By Andrea Iseman
Published: January 29, 2009
After 22 days, I felt a sigh of relief as Israel declared a ceasefire while Hamas announced their own.
Having been to Israel almost four years ago, I have seen first hand the conflict that is a part of the country’s culture. I enjoyed my time there so much and for some reason I felt at home. Even being surrounded by the barricades and people with guns, I felt safe. I can’t explain it, but the presence of all that war paraphernalia didn’t scare me. I was told numerous times by my tour guide that for every bombing that occurs there have been at least 15 that have been prevented; and still my love for my homeland was not deterred. But when I heard on the news in December that Israel was engaged in an allout war with Hamas, I really became concerned – the violence was a little too real for me.
I don’t have any relatives living in Israel right now, but I have family members who were involved in the Holocaust. I was immediately reminded of their experiences and even the history of violence I learned about when I visited Israel.
As a Jew living in Canada, I am not a very religious person by any means, but do celebrate the high holidays with my close family.

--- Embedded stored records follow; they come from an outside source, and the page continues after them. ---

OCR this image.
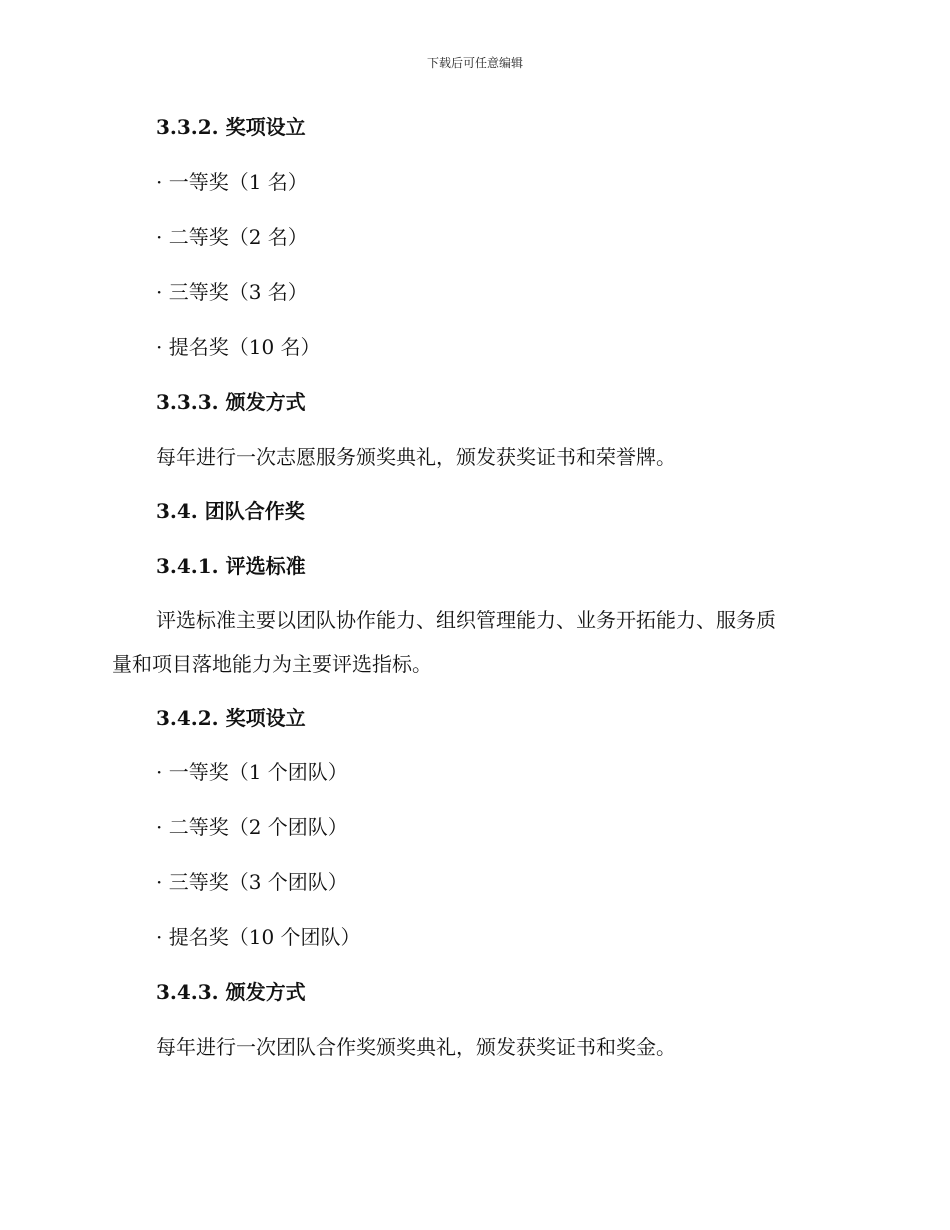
下载后可任意编辑
3.3.2. 奖项设立
· 一等奖（1 名）
· 二等奖（2 名）
· 三等奖（3 名）
· 提名奖（10 名）
3.3.3. 颁发方式
每年进行一次志愿服务颁奖典礼，颁发获奖证书和荣誉牌。
3.4. 团队合作奖
3.4.1. 评选标准
评选标准主要以团队协作能力、组织管理能力、业务开拓能力、服务质
量和项目落地能力为主要评选指标。
3.4.2. 奖项设立
· 一等奖（1 个团队）
· 二等奖（2 个团队）
· 三等奖（3 个团队）
· 提名奖（10 个团队）
3.4.3. 颁发方式
每年进行一次团队合作奖颁奖典礼，颁发获奖证书和奖金。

At one point in my life, I even considered myself to be non-religious, but that all changed after going to Israel. After seeing the strong history there, I didn’t become more religious per se; I simply realized that my roots are not just in Canada.
And my ties to Israel and my Jewish heritage have only gotten stronger as the news of the conflict overseas has spread.

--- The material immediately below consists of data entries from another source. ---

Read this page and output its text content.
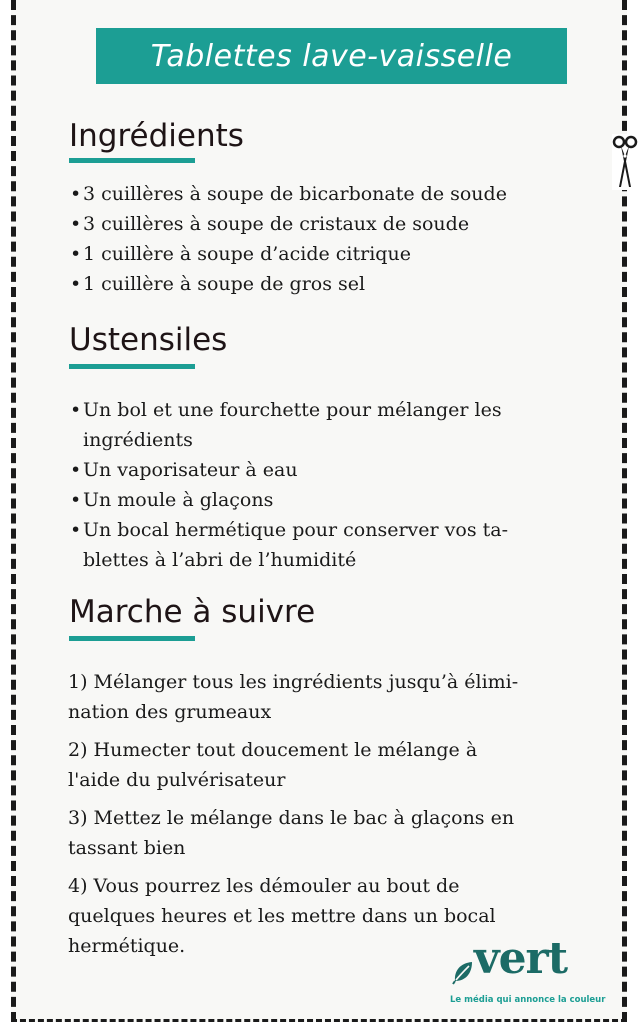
Tablettes lave-vaisselle
Ingrédients
• 3 cuillères à soupe de bicarbonate de soude
• 3 cuillères à soupe de cristaux de soude
• 1 cuillère à soupe d’acide citrique
• 1 cuillère à soupe de gros sel
Ustensiles
• Un bol et une fourchette pour mélanger les
ingrédients
• Un vaporisateur à eau
• Un moule à glaçons
• Un bocal hermétique pour conserver vos ta-
blettes à l’abri de l’humidité
Marche à suivre
1) Mélanger tous les ingrédients jusqu’à élimi-
nation des grumeaux
2) Humecter tout doucement le mélange à
l'aide du pulvérisateur
3) Mettez le mélange dans le bac à glaçons en
tassant bien
4) Vous pourrez les démouler au bout de
quelques heures et les mettre dans un bocal
hermétique.	vert
Le média qui annonce la couleur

Speaking with my family and friends about the situation, I didn’t really know how to feel about it. I am conflicted; because I am against violence is the answer, but to a certain degree, understand Israel just trying to protect their country and their people.
The figures themselves are astounding and make the situation even more real. Over 1,300 Palestinians have been killed in the conflict, in comparison to the only 13 Israeli’s killed. More than 50,000 people in the Gaza Strip are homeless – 400,000 have been left without running water. I have been glued to my TV over the past several weeks here in Canada. As a concerned member of society, I try to stay on top of world issues. When I heard about the conflict, I was immediately reminded of my experience at the airport near Tel Aviv four years ago.

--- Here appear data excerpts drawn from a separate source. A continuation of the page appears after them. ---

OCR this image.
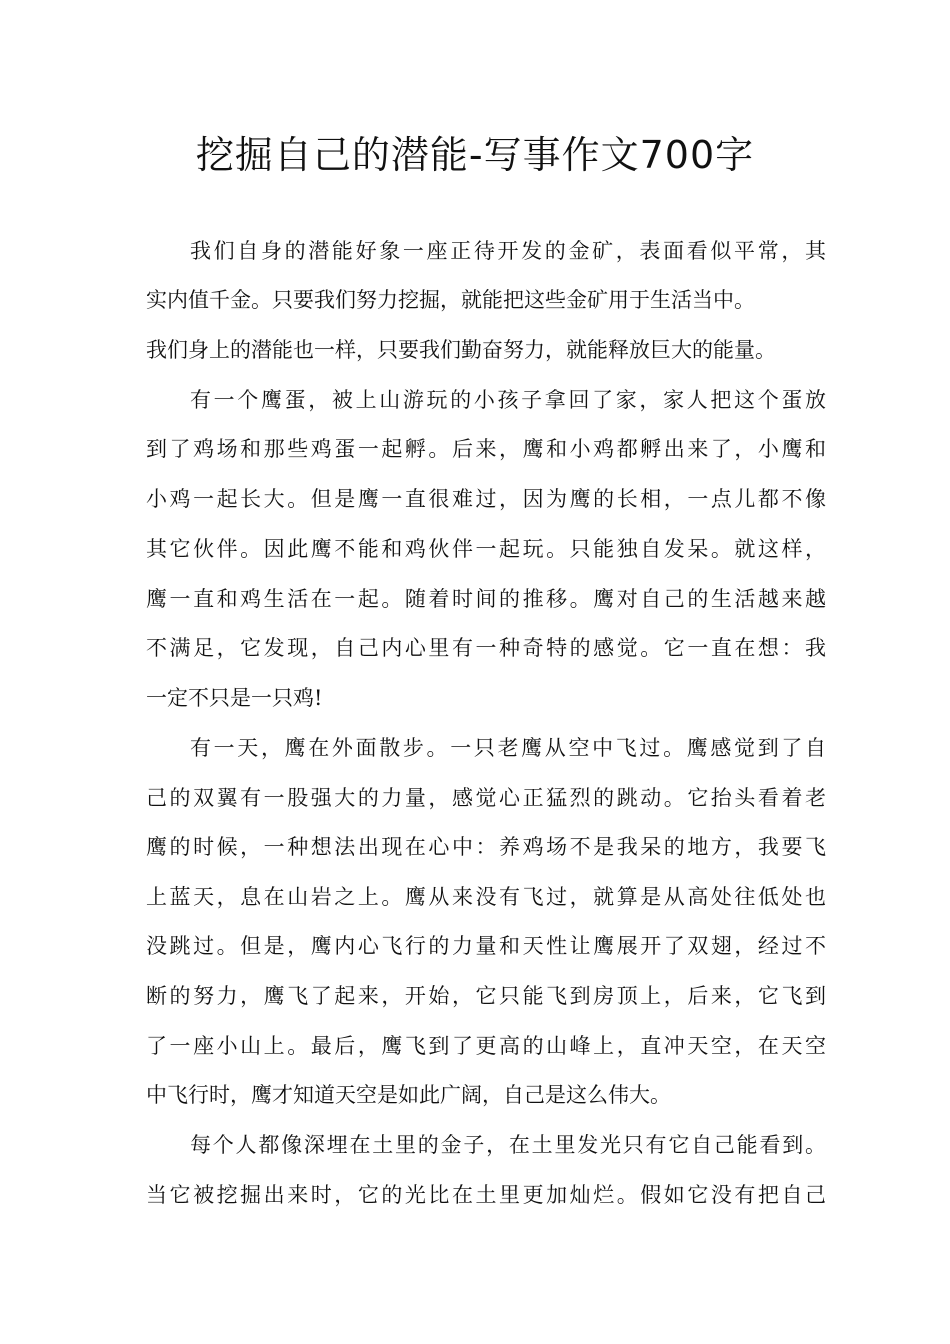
挖掘自己的潜能-写事作文700字
我们自身的潜能好象一座正待开发的金矿，表面看似平常，其
实内值千金。只要我们努力挖掘，就能把这些金矿用于生活当中。
我们身上的潜能也一样，只要我们勤奋努力，就能释放巨大的能量。
有一个鹰蛋，被上山游玩的小孩子拿回了家，家人把这个蛋放
到了鸡场和那些鸡蛋一起孵。后来，鹰和小鸡都孵出来了，小鹰和
小鸡一起长大。但是鹰一直很难过，因为鹰的长相，一点儿都不像
其它伙伴。因此鹰不能和鸡伙伴一起玩。只能独自发呆。就这样，
鹰一直和鸡生活在一起。随着时间的推移。鹰对自己的生活越来越
不满足，它发现，自己内心里有一种奇特的感觉。它一直在想：我
一定不只是一只鸡!
有一天，鹰在外面散步。一只老鹰从空中飞过。鹰感觉到了自
己的双翼有一股强大的力量，感觉心正猛烈的跳动。它抬头看着老
鹰的时候，一种想法出现在心中：养鸡场不是我呆的地方，我要飞
上蓝天，息在山岩之上。鹰从来没有飞过，就算是从高处往低处也
没跳过。但是，鹰内心飞行的力量和天性让鹰展开了双翅，经过不
断的努力，鹰飞了起来，开始，它只能飞到房顶上，后来，它飞到
了一座小山上。最后，鹰飞到了更高的山峰上，直冲天空，在天空
中飞行时，鹰才知道天空是如此广阔，自己是这么伟大。
每个人都像深埋在土里的金子，在土里发光只有它自己能看到。
当它被挖掘出来时，它的光比在土里更加灿烂。假如它没有把自己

Having no problems leaving Canada and entering Israel, I was shocked when myself and my fellow Jews were questioned heavily at the border on our way back home. I was asked questions like, “do you speak Hebrew,” which I thought pretty ridiculous and no one’s business. When I responded with an astounding “no,” the border officer was shocked and simply asked me “Why not.” I couldn’t understand why that mattered. I wondered, would I have just passed through if I responded with a ‘yes’? I still don’t understand why what language I speak matters. Did I look like I was a threat? And if so, to whom? Canada? Israel?
As for the future, I realize violence in Israel is a part of its past, present and most likely future. But I cannot say this most recent conflict has hindered my wanting to go back there again. Even so far away from it all, I am still affected in ways I probably don’t even realize. I once felt safe in Israel, but that is no longer true.